An aspiring Brooklyn drill rapper who refused to cooperate with detectives after his 1-year-old son was fatally shot by gangbangers targeting the dad is back in trouble with the law.
Self-identified Crip gang member Anthony Hennis is facing federal prison time for possession of gun ammunition related to an April 2021 Brooklyn shooting, the U.S. Attorney’s office for the Eastern District of New York said.
Hennis fired off shots at the corner of Livonia Ave. and Van Siclen Ave. in East New York, sending panicked bystanders on the busy street running, prosecutors charged. In July 2021, a grand jury indicted him on the ammo charge.
He pleaded guilty to felony possession of a firearm in February and is scheduled to be sentenced in Brooklyn Federal Court on Monday.
Hennis left detectives exasperated in September 2013 after his son Antiq was killed by gunfire as Hennis pushed the tot in a stroller across a Brownsville street. The young dad — who was the shooter’s intended target — refused to help police catch the shooter.
Daquan Breland, 32, and Daquan Wright, 24, were arrested at a hideout in Wilkes-Barre, Pa., shortly after the killing.
Breland, who fired off the shots, is serving a minimum of 25 years for Antiq’s murder at Upstate Correctional Facility in Franklin County, N.Y. and will be eligible for parole in 2038, Department of Correction Records show.
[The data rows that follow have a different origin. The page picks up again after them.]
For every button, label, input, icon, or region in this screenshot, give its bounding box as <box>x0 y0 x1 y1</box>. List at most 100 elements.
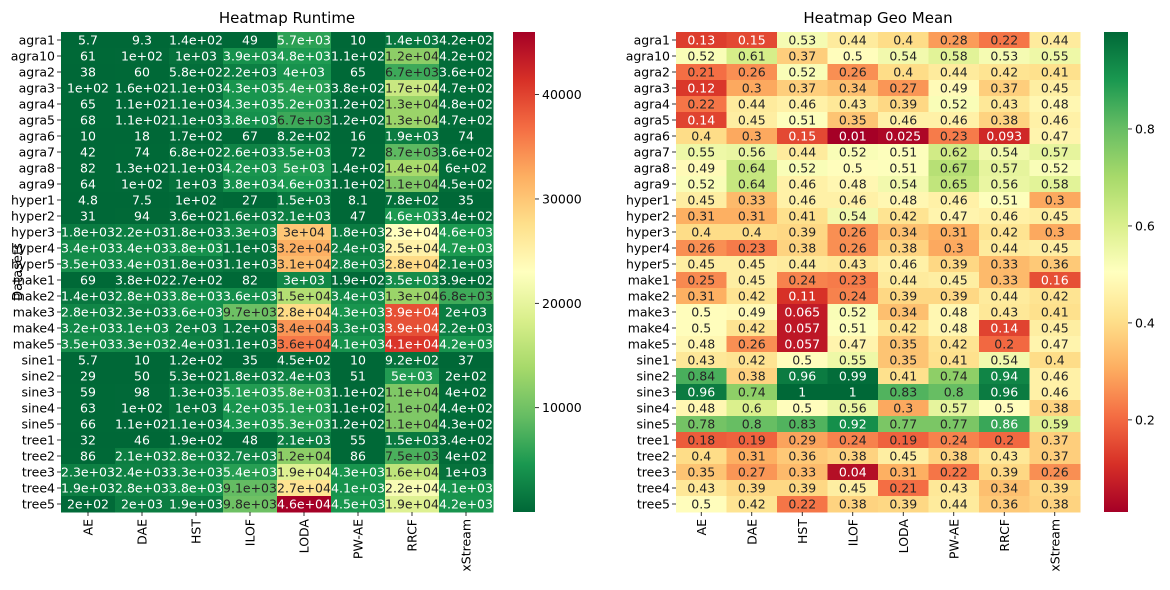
runtime-cell <box>439 144 494 161</box>
runtime-row-label: agra7 <box>19 145 55 160</box>
geomean-cell <box>1029 112 1081 129</box>
runtime-cell <box>439 240 494 257</box>
runtime-cell-label: 67 <box>242 129 258 144</box>
geomean-cell-label: 0.43 <box>940 481 968 496</box>
geomean-cell <box>1029 304 1081 321</box>
runtime-cell <box>169 224 224 241</box>
geomean-cell <box>676 368 727 385</box>
geomean-cell <box>676 352 727 369</box>
geomean-cell-label: 0.77 <box>940 417 968 432</box>
geomean-cell-label: 0.13 <box>687 33 715 48</box>
runtime-cell-label: 3.4e+04 <box>277 321 331 336</box>
runtime-cell <box>223 480 278 497</box>
geomean-cell-label: 0.64 <box>738 161 766 176</box>
geomean-cell <box>928 352 980 369</box>
runtime-cell-label: 49 <box>242 33 258 48</box>
runtime-row-label: tree4 <box>22 481 55 496</box>
geomean-row-label: sine3 <box>636 385 670 400</box>
geomean-cell <box>878 432 929 449</box>
runtime-cell <box>223 400 278 417</box>
geomean-cell-label: 0.46 <box>1041 113 1069 128</box>
runtime-cell <box>331 352 386 369</box>
geomean-cell-label: 0.42 <box>738 321 766 336</box>
runtime-cell <box>439 256 494 273</box>
geomean-cell-label: 0.57 <box>1041 145 1069 160</box>
runtime-cell <box>439 432 494 449</box>
runtime-cell-label: 2.4e+03 <box>277 369 331 384</box>
geomean-cell <box>777 64 828 81</box>
runtime-row-label: tree2 <box>22 449 55 464</box>
runtime-colorbar-tick-label: 20000 <box>542 296 582 311</box>
geomean-cell-label: 0.46 <box>990 209 1018 224</box>
runtime-cell-label: 74 <box>458 129 474 144</box>
geomean-cell-label: 0.19 <box>889 433 917 448</box>
runtime-cell-label: 2.4e+03 <box>169 337 223 352</box>
runtime-cell <box>61 144 116 161</box>
geomean-cell <box>928 384 980 401</box>
geomean-cell <box>1029 32 1081 49</box>
geomean-cell <box>1029 400 1081 417</box>
runtime-cell <box>115 352 170 369</box>
geomean-cell <box>878 304 929 321</box>
runtime-cell-label: 4.7e+02 <box>439 81 493 96</box>
runtime-cell-label: 48 <box>242 433 258 448</box>
runtime-cell <box>223 336 278 353</box>
geomean-cell <box>726 240 778 257</box>
geomean-cell-label: 0.41 <box>940 353 968 368</box>
geomean-cell-label: 0.4 <box>691 225 711 240</box>
geomean-cell-label: 0.27 <box>738 465 766 480</box>
runtime-cell-label: 4.3e+02 <box>439 417 493 432</box>
runtime-cell <box>385 288 440 305</box>
geomean-cell <box>726 80 778 97</box>
geomean-cell <box>928 288 980 305</box>
geomean-cell-label: 0.22 <box>788 497 816 512</box>
runtime-cell-label: 1e+02 <box>121 177 163 192</box>
geomean-cell-label: 0.39 <box>889 97 917 112</box>
geomean-cell <box>827 416 879 433</box>
geomean-cell <box>726 144 778 161</box>
runtime-cell-label: 2e+02 <box>67 497 109 512</box>
runtime-cell-label: 1.9e+02 <box>331 273 385 288</box>
geomean-cell <box>726 496 778 513</box>
geomean-cell-label: 0.38 <box>788 241 816 256</box>
heatmap-runtime-column-labels: AE DAE HST ILOF LODA PW-AE RRCF xStream <box>81 512 474 572</box>
geomean-cell <box>827 288 879 305</box>
runtime-cell-label: 1.1e+03 <box>223 257 277 272</box>
geomean-cell <box>928 112 980 129</box>
geomean-cell <box>1029 464 1081 481</box>
geomean-cell <box>979 416 1030 433</box>
geomean-cell <box>878 464 929 481</box>
geomean-cell <box>676 336 727 353</box>
geomean-cell-label: 0.35 <box>889 353 917 368</box>
runtime-cell-label: 1.1e+04 <box>385 401 439 416</box>
runtime-cell <box>169 48 224 65</box>
runtime-cell <box>169 368 224 385</box>
geomean-cell <box>676 400 727 417</box>
geomean-cell-label: 0.77 <box>889 417 917 432</box>
runtime-column-label: AE <box>81 519 96 536</box>
runtime-cell-label: 1.9e+03 <box>61 481 115 496</box>
runtime-cell <box>223 288 278 305</box>
runtime-cell-label: 3.8e+03 <box>223 113 277 128</box>
geomean-cell <box>676 240 727 257</box>
geomean-cell-label: 0.45 <box>738 113 766 128</box>
runtime-cell <box>223 208 278 225</box>
runtime-row-label: make5 <box>13 337 55 352</box>
geomean-cell-label: 0.4 <box>691 449 711 464</box>
runtime-cell <box>223 368 278 385</box>
geomean-cell-label: 0.22 <box>940 465 968 480</box>
geomean-cell <box>676 272 727 289</box>
runtime-cell-label: 5.1e+03 <box>223 385 277 400</box>
runtime-row-label: tree3 <box>22 465 55 480</box>
geomean-cell-label: 0.39 <box>889 497 917 512</box>
runtime-cell <box>277 336 332 353</box>
geomean-cell <box>979 368 1030 385</box>
heatmap-runtime-colorbar: 10000 20000 30000 40000 <box>513 32 582 512</box>
runtime-cell <box>169 80 224 97</box>
runtime-cell <box>61 384 116 401</box>
runtime-row-label: make4 <box>13 321 55 336</box>
geomean-cell <box>928 144 980 161</box>
geomean-cell-label: 0.45 <box>839 481 867 496</box>
geomean-cell-label: 0.29 <box>788 433 816 448</box>
geomean-cell-label: 0.49 <box>738 305 766 320</box>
Wright was convicted of criminal possession of a weapon for his role in the slaying and is currently behind bars at Attica Correctional Facility serving a maximum of 15 years.
Hennis is a member of Brooklyn’s Eight Deuce Trey — a set of the notorious Crips street gang — and boasts about his involvement in the dangerous crew under his rap name Loccie Shmula, prosecutors said.
In a video interview posted to YouTube, Hennis said he “officially officially officially like came to the set, like, I would say, like, eighth grade, seventh…I really was, really was down with the gang,” court documents allege.
He also has a rap sheet with more than two dozen arrests on charges that include aggravated harassment and assault. In June 2013, Antiq’s mother called 911 claiming Hennis beat her up and threatened to kill her, prosectors said.
Just a month after his son’s death, Hennis was back on law enforcement’s radar for a strong-armed subway robbery after he held up a teenager on a No. 3 train in Brooklyn. He was arrested and charged with robbery and assault.
Two months later, Antiq’s mother again reported to police that Hennis threatened to shoot her. She was hospitalized after Hennis allegedly spit on her, punched her in the face and choked her.
He is facing up to 51 months in federal prison for last year’s shooting.